While muscle normally functions as a net consumer of ammonia (transforming glutamate to glutamine via glutamine synthetase [GS]), muscle also may convert to local ammonia production when GS is overwhelmed by glutamate availability. Increased muscle ammonia production becomes proportionate to exercise intensity, muscle utilization of branched-chain amino acids for energy (AA catabolism), and deamination of adenosine monophosphate (AMP) for energy. Treatment with valproic acid, an antiepileptic drug, can inhibit carbamoyl phosphate synthetase 1 (CPS1), limiting carbamyl phosphate for its obligatory combination with ammonia as it enters the urea cycle.

Polypharmacy regimens of valproic acid with P450 inducers (ie, phenytoin, phenobarbital, carbamazepine) or topiramate heighten risk for hyperammonemia. Topiramate, an anticonvulsant also used in animals, is thought to aggravate hyperammonemia by blocking carbonic anhydrase. This effect favors development of a metabolic acidosis and shifts ammonium ion equilibrium towards ammonia. This drug is also suspected of inhibiting cerebral GS, thwarting ammonia detoxification in the brain. L-asparaginase, a chemotherapeutic drug (also used in animals) hydrolyzes asparagine (highly used by certain neoplastic cells) into aspartic acid and ammonia, thereby contributing to ammoniagenesis.

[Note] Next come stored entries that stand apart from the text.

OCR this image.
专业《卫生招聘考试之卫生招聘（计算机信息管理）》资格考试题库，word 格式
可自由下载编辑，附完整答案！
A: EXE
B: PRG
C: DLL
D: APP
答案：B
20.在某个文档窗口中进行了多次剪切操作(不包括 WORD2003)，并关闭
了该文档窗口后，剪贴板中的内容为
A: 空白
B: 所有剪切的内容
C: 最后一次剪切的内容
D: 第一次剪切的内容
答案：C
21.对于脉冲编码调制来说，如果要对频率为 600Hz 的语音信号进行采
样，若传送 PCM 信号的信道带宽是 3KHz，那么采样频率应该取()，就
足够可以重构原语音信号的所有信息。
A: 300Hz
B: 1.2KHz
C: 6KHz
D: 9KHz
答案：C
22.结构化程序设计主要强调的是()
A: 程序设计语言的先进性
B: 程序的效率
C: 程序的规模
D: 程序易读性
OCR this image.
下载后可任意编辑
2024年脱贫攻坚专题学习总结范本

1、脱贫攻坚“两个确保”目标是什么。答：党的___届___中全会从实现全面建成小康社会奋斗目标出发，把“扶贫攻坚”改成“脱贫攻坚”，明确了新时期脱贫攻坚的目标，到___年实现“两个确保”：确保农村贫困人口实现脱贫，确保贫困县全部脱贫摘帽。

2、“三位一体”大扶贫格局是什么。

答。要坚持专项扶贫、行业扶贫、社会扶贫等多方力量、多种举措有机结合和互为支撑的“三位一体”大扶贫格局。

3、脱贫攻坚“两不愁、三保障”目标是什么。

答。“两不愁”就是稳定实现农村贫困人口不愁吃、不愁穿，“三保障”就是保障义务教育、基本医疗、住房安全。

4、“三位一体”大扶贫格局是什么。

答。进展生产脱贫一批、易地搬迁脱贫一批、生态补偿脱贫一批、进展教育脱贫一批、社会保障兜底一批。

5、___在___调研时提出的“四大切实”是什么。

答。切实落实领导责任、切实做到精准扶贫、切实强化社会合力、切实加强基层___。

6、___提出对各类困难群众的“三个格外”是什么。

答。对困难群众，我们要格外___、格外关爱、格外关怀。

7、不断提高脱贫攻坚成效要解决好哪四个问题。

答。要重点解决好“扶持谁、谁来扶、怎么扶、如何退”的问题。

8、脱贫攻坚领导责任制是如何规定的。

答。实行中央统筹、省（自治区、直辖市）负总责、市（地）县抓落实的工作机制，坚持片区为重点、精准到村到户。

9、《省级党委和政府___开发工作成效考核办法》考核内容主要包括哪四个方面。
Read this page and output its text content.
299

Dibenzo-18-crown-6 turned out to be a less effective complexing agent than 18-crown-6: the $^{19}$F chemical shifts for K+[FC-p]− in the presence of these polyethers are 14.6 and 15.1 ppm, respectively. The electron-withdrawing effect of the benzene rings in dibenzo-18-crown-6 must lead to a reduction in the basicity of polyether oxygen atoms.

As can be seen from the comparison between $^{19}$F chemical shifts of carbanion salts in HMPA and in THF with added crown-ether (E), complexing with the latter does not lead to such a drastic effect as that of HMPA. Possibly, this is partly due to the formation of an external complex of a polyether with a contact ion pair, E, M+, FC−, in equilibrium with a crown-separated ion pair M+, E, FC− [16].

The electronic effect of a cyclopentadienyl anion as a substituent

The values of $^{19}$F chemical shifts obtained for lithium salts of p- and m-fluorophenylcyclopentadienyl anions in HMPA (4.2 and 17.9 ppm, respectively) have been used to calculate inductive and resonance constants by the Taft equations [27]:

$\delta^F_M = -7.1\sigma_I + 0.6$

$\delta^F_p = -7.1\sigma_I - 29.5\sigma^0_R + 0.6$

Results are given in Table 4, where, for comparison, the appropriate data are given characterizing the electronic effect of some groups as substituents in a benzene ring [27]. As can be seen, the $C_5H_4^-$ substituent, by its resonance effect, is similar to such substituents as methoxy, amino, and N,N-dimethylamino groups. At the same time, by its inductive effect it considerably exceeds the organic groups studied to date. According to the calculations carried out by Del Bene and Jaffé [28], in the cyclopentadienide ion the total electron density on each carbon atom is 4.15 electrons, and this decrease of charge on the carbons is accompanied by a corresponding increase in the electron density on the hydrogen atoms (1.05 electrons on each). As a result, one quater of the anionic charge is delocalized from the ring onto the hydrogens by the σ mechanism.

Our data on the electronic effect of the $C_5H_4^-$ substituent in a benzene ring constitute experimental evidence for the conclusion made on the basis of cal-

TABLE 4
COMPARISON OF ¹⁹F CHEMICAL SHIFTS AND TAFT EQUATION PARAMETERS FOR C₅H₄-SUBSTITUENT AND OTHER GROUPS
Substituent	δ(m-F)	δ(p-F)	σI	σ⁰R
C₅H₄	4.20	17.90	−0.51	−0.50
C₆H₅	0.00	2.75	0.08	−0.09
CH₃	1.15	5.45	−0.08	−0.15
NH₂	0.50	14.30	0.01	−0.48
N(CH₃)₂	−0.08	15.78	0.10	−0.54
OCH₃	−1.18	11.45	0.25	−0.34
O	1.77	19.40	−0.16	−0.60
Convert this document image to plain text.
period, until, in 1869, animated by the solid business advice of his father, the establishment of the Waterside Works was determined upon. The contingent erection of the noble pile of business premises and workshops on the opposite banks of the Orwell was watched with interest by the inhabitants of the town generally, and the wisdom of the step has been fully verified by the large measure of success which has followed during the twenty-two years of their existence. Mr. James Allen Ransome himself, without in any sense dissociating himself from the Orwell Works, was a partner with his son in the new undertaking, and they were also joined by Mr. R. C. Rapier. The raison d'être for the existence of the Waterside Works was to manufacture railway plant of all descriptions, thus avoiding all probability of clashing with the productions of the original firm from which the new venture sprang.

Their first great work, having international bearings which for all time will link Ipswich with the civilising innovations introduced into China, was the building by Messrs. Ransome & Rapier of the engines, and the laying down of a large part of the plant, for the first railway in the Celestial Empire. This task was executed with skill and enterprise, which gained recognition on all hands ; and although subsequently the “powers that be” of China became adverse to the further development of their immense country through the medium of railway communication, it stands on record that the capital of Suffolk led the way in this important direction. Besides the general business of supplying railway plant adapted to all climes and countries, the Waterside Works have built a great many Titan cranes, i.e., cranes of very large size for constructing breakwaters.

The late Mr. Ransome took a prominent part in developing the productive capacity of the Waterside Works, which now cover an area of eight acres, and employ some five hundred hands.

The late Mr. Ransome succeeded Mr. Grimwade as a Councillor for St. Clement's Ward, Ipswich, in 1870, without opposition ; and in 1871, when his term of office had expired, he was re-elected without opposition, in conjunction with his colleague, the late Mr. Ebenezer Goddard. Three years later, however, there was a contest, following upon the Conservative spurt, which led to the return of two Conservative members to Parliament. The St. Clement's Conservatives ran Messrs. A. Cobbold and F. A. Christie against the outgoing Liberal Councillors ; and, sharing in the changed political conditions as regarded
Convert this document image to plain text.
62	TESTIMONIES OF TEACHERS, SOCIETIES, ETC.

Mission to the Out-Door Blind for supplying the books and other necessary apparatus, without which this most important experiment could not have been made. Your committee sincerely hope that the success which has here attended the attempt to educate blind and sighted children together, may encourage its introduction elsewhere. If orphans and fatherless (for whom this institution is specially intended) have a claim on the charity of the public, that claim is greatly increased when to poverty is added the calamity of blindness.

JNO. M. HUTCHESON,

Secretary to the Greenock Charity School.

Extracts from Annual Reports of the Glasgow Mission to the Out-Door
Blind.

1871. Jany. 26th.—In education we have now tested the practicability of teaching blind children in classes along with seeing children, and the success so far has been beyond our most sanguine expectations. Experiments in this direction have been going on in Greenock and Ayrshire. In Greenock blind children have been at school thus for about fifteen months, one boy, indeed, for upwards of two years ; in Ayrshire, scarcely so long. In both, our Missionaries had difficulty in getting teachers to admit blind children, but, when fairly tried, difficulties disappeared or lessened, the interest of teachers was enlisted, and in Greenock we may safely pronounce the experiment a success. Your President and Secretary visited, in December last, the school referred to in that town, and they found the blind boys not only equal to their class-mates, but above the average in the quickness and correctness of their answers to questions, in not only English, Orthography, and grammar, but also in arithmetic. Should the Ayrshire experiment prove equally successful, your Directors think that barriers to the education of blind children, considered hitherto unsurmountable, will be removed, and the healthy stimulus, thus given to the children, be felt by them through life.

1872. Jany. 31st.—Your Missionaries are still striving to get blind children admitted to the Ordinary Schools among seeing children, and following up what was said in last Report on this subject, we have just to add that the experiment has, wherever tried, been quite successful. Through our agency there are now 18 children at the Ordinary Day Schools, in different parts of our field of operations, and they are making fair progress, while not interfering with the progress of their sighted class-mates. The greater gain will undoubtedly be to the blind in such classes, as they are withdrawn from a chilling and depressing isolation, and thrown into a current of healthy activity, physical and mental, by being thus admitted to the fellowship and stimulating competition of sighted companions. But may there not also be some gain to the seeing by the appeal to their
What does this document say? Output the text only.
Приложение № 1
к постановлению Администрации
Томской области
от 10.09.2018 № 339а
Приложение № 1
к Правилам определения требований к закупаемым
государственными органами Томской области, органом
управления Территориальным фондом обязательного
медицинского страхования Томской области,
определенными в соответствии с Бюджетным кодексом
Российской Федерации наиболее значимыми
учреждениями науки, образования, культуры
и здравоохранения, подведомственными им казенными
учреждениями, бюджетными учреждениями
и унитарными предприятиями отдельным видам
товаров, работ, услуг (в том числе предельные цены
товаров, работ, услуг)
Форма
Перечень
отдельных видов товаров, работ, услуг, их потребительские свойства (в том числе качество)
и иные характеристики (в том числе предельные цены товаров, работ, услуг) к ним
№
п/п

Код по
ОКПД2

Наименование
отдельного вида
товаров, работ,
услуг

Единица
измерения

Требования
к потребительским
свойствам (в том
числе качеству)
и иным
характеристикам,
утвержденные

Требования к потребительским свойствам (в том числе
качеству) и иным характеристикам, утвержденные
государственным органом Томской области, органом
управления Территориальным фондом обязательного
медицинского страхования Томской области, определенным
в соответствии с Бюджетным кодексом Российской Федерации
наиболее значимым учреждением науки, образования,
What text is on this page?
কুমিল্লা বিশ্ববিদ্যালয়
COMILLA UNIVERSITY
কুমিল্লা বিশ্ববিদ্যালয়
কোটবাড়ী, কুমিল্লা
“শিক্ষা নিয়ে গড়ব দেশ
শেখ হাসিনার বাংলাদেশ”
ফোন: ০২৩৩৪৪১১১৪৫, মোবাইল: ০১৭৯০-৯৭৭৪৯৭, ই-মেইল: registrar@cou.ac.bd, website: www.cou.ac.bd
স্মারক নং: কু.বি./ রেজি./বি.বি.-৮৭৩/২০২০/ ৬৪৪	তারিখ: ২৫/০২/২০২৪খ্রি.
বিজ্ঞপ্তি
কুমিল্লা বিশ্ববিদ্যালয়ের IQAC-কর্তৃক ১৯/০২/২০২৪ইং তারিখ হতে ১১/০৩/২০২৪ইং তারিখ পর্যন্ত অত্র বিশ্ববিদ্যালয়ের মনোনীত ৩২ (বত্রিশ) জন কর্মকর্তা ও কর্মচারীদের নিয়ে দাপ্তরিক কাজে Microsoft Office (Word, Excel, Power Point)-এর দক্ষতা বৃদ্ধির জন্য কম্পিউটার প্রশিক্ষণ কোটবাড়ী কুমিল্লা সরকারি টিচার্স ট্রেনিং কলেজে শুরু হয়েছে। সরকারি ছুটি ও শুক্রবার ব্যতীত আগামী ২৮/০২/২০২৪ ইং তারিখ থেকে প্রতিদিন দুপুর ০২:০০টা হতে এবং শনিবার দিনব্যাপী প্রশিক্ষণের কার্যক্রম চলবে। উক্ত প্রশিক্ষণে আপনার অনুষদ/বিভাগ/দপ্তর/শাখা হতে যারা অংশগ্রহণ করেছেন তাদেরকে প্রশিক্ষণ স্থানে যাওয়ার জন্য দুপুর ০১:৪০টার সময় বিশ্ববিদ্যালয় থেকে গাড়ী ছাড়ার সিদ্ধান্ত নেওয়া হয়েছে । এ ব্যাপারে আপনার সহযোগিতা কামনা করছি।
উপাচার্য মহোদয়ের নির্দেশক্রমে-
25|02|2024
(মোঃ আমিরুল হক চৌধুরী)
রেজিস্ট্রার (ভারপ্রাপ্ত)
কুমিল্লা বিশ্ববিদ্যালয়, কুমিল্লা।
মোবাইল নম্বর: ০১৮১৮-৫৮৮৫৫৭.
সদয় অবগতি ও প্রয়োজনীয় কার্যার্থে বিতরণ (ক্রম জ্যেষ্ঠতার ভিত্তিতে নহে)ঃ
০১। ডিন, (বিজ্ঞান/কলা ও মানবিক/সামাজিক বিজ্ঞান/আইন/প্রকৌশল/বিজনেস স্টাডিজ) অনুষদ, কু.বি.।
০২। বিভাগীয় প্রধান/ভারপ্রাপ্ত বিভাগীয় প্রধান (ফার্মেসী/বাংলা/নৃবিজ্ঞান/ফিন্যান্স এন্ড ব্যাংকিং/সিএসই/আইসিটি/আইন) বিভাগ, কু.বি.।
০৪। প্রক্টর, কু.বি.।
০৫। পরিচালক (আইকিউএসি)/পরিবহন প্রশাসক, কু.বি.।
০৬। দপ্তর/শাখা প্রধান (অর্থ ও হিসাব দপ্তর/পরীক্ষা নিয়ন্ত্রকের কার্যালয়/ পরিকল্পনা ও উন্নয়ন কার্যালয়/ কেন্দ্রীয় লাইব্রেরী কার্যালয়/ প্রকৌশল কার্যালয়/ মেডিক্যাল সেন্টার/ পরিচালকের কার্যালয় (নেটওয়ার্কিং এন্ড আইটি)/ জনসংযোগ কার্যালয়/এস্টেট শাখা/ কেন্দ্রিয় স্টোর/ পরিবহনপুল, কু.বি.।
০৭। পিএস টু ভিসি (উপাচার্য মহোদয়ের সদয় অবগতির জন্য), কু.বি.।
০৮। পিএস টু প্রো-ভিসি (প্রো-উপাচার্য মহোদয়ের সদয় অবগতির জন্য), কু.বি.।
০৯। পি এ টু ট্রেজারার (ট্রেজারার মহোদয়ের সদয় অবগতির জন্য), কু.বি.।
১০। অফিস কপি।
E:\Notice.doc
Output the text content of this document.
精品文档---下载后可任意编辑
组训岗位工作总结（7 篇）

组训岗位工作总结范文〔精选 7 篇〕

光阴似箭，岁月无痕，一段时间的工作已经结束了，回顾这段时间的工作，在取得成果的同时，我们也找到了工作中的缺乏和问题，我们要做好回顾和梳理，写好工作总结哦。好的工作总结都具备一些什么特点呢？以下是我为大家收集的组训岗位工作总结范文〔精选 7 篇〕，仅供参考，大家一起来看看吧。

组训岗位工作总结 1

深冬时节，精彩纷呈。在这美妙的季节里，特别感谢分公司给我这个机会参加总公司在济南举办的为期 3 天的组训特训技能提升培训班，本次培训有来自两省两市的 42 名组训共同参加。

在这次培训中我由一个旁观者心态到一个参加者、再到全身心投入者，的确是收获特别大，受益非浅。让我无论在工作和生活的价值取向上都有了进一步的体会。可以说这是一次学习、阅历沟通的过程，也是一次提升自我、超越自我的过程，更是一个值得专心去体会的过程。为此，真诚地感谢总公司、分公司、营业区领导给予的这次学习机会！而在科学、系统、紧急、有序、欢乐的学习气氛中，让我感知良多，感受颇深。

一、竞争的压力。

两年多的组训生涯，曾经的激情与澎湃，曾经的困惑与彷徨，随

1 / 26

Any cause of GI bleeding has potential to provoke hyperammonemia, especially in patients with hepatic insufficiency or portosystemic shunting (congenital or acquired). Simulation of upper GI bleeding in cirrhotic humans confirms inducible hyperammonemia with kidneys as the source of exaggerated ammoniagenesis. The branched-chain amino acid alanine is implicated as a major substrate. Mechanistically, degradation of blood by enteric flora and mucosal oxidation directly increases ammonia generation. Because alanine is the predominant amino acid in hemoglobin, degradation of blood increases its local release.

Increased enteric absorption of ammonia, glutamine, and alanine collectively promotes renal ammoniagenesis. In the context of liver insufficiency, diminished hepatic glycogen reserves instigate glucagon release, which drives peripheral gluconeogenesis (including within the kidney). A cascade of biochemical interactions involving alanine, alpha-ketoglutarate, pyruvate, glutamine, and ammonia is operational in this process.

Alanine deamination increases glutamine, which promotes ammonia generation; pyruvate escalates gluconeogenesis. The collective impact leads to enhanced renal tubular ammonia generation with some eliminated in urine and the remainder absorbed into the systemic circulation. The impact of this complex process has been demonstrated in a cirrhotic human treated with IV glucose infusions (12-hour treatment with 20% glucose solution [rate 28 mcmol/kg/min]) before simulating enteric hemorrhage. Substantial attenuation of renal ammoniagenesis and systemic hyperammonemia was demonstrated.